I boiled the runnings for 90 minutes, adding hops and finings and such per the recipe.
After 90 minutes, I turned off the heat and chilled to 65°, before transferring to the fermenter.
I pitched the yeast, and set the beer to ferment at 66°.
I brewed the beer on 27 December 2021. I pulled it to ambient (58 to 60°) on 8 January 2022.
On 15 January 2022, I did a closed transfer of the beer into a purged keg for dry hopping quickly popping the lid to throw in the loose hops. I used a hop screen on the floating dip tube.
On 21 January 2022, I transferred from the dry hopping keg into a purged serving keg, and then carbonated. I lost probably close to a gallon of hop sludge.
The beer started out fairly hazy, but was reasonably clear within a few weeks.

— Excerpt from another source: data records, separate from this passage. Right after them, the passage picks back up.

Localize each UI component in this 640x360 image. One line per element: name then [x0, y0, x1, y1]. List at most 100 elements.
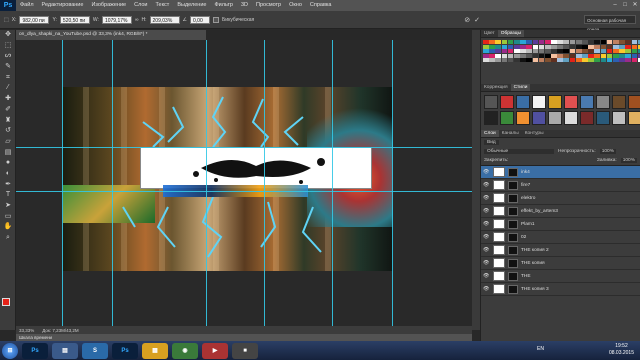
color-swatch[interactable]	[631, 58, 638, 62]
color-swatch[interactable]	[526, 58, 532, 62]
layer-filter-select[interactable]: Вид	[484, 140, 499, 145]
color-swatch[interactable]	[588, 40, 594, 44]
path-select-tool-icon[interactable]: ➤	[2, 201, 14, 211]
lasso-tool-icon[interactable]: ᔕ	[2, 51, 14, 61]
color-swatch[interactable]	[582, 40, 588, 44]
x-field[interactable]: 982,00 пи	[19, 15, 50, 24]
color-swatch[interactable]	[563, 58, 570, 62]
layer-mask-thumbnail[interactable]	[508, 284, 518, 294]
tab-paths[interactable]: Контуры	[522, 130, 547, 137]
color-swatch[interactable]	[569, 40, 576, 44]
eyedropper-tool-icon[interactable]: ⁄	[2, 83, 14, 93]
color-swatch[interactable]	[551, 40, 557, 44]
menu-select[interactable]: Выделение	[173, 0, 210, 11]
layer-mask-thumbnail[interactable]	[508, 232, 518, 242]
tab-layers[interactable]: Слои	[481, 130, 499, 137]
layer-row[interactable]: 👁 THE копия	[481, 257, 640, 270]
color-swatch[interactable]	[526, 49, 532, 53]
visibility-eye-icon[interactable]: 👁	[483, 234, 490, 240]
layer-mask-thumbnail[interactable]	[508, 219, 518, 229]
visibility-eye-icon[interactable]: 👁	[483, 260, 490, 266]
color-swatch[interactable]	[631, 44, 638, 49]
visibility-eye-icon[interactable]: 👁	[483, 221, 490, 227]
color-swatch[interactable]	[619, 58, 625, 62]
color-swatch[interactable]	[501, 49, 508, 53]
style-swatch[interactable]	[516, 95, 530, 109]
minimize-icon[interactable]: –	[610, 0, 620, 11]
gradient-tool-icon[interactable]: ▤	[2, 148, 14, 158]
layer-mask-thumbnail[interactable]	[508, 271, 518, 281]
color-swatch[interactable]	[569, 44, 576, 49]
color-swatch[interactable]	[563, 44, 570, 49]
swatches-grid[interactable]	[481, 38, 640, 64]
system-clock[interactable]: 19:52 08.03.2015	[609, 343, 634, 357]
color-swatch[interactable]	[513, 40, 520, 44]
taskbar-app2-icon[interactable]: ■	[232, 342, 258, 359]
color-swatch[interactable]	[520, 53, 526, 58]
color-swatch[interactable]	[582, 53, 588, 58]
color-swatch[interactable]	[625, 44, 631, 49]
cancel-icon[interactable]: ⊘	[464, 16, 470, 24]
style-swatch[interactable]	[628, 111, 640, 125]
pen-tool-icon[interactable]: ✒	[2, 180, 14, 190]
visibility-eye-icon[interactable]: 👁	[483, 286, 490, 292]
style-swatch[interactable]	[516, 111, 530, 125]
visibility-eye-icon[interactable]: 👁	[483, 208, 490, 214]
style-swatch[interactable]	[548, 111, 562, 125]
color-swatch[interactable]	[600, 53, 607, 58]
color-swatch[interactable]	[513, 49, 520, 53]
color-swatch[interactable]	[563, 53, 570, 58]
color-swatch[interactable]	[513, 58, 520, 62]
color-swatch[interactable]	[594, 40, 601, 44]
style-swatch[interactable]	[548, 95, 562, 109]
color-swatch[interactable]	[507, 58, 514, 62]
timeline-tab[interactable]: Шкала времени	[16, 334, 472, 341]
color-swatch[interactable]	[575, 58, 582, 62]
link-icon[interactable]: ∞	[135, 17, 139, 23]
blend-mode-select[interactable]: Обычные	[484, 149, 554, 154]
color-swatch[interactable]	[569, 53, 576, 58]
color-swatch[interactable]	[507, 44, 514, 49]
styles-grid[interactable]	[481, 92, 640, 128]
color-swatch[interactable]	[588, 49, 594, 53]
language-indicator[interactable]: EN	[537, 346, 544, 352]
layer-mask-thumbnail[interactable]	[508, 193, 518, 203]
color-swatch[interactable]	[557, 53, 563, 58]
visibility-eye-icon[interactable]: 👁	[483, 247, 490, 253]
color-swatch[interactable]	[588, 44, 594, 49]
start-button-icon[interactable]: ⊞	[2, 342, 18, 359]
color-swatch[interactable]	[538, 53, 545, 58]
color-swatch[interactable]	[631, 49, 638, 53]
color-swatch[interactable]	[551, 53, 557, 58]
y-field[interactable]: 520,50 пи	[59, 15, 90, 24]
menu-filter[interactable]: Фильтр	[210, 0, 236, 11]
style-swatch[interactable]	[532, 95, 546, 109]
color-swatch[interactable]	[600, 58, 607, 62]
layer-row[interactable]: 👁 effekt_by_artem3	[481, 205, 640, 218]
color-swatch[interactable]	[495, 40, 502, 44]
color-swatch[interactable]	[489, 40, 495, 44]
tab-adjustments[interactable]: Коррекция	[481, 84, 511, 91]
tab-channels[interactable]: Каналы	[499, 130, 522, 137]
tab-swatches[interactable]: Образцы	[497, 30, 524, 37]
color-swatch[interactable]	[557, 40, 563, 44]
stamp-tool-icon[interactable]: ♜	[2, 116, 14, 126]
color-swatch[interactable]	[513, 53, 520, 58]
color-swatch[interactable]	[594, 58, 601, 62]
color-swatch[interactable]	[532, 44, 539, 49]
color-swatch[interactable]	[526, 40, 532, 44]
visibility-eye-icon[interactable]: 👁	[483, 169, 490, 175]
color-swatch[interactable]	[594, 49, 601, 53]
color-swatch[interactable]	[612, 40, 619, 44]
color-swatch[interactable]	[575, 53, 582, 58]
menu-window[interactable]: Окно	[285, 0, 306, 11]
style-swatch[interactable]	[564, 111, 578, 125]
color-swatch[interactable]	[594, 44, 601, 49]
color-swatch[interactable]	[606, 53, 613, 58]
taskbar-media-icon[interactable]: ▶	[202, 342, 228, 359]
color-swatch[interactable]	[483, 49, 489, 53]
menu-3d[interactable]: 3D	[237, 0, 252, 11]
color-swatch[interactable]	[526, 44, 532, 49]
color-swatch[interactable]	[575, 49, 582, 53]
style-swatch[interactable]	[612, 95, 626, 109]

Starting gravity was 1.070, and final gravity was 1.013, for 7.7% abv.
Pours with a creamy, off-white and persistent head with very nice lacing. The beer is gold, with a very slight haze.
Citrus at the front, with a light herbal and grassy character behind that.
Hops! Bitter! There is a real orange hop quality, with in-your-face bitterness. Hops are quite high (as expected), with not much for malt character against the hops. The yeast character is very clean; I’m happy with the fermentation on this one.
Medium body, off-dry extended finish with very slight astringency. Moderate carbonation.
Would I brew this again?
Yes! I am really pleased with this…it’s a great double IPA. The hop character is excellent. I could do without the slight chill haze, but otherwise the beer is awesome, and not a bad approximation of Pliny. I could probably reduce the dry hop length to only two or three days (rather than six), to hopefully reduce the slight astringency.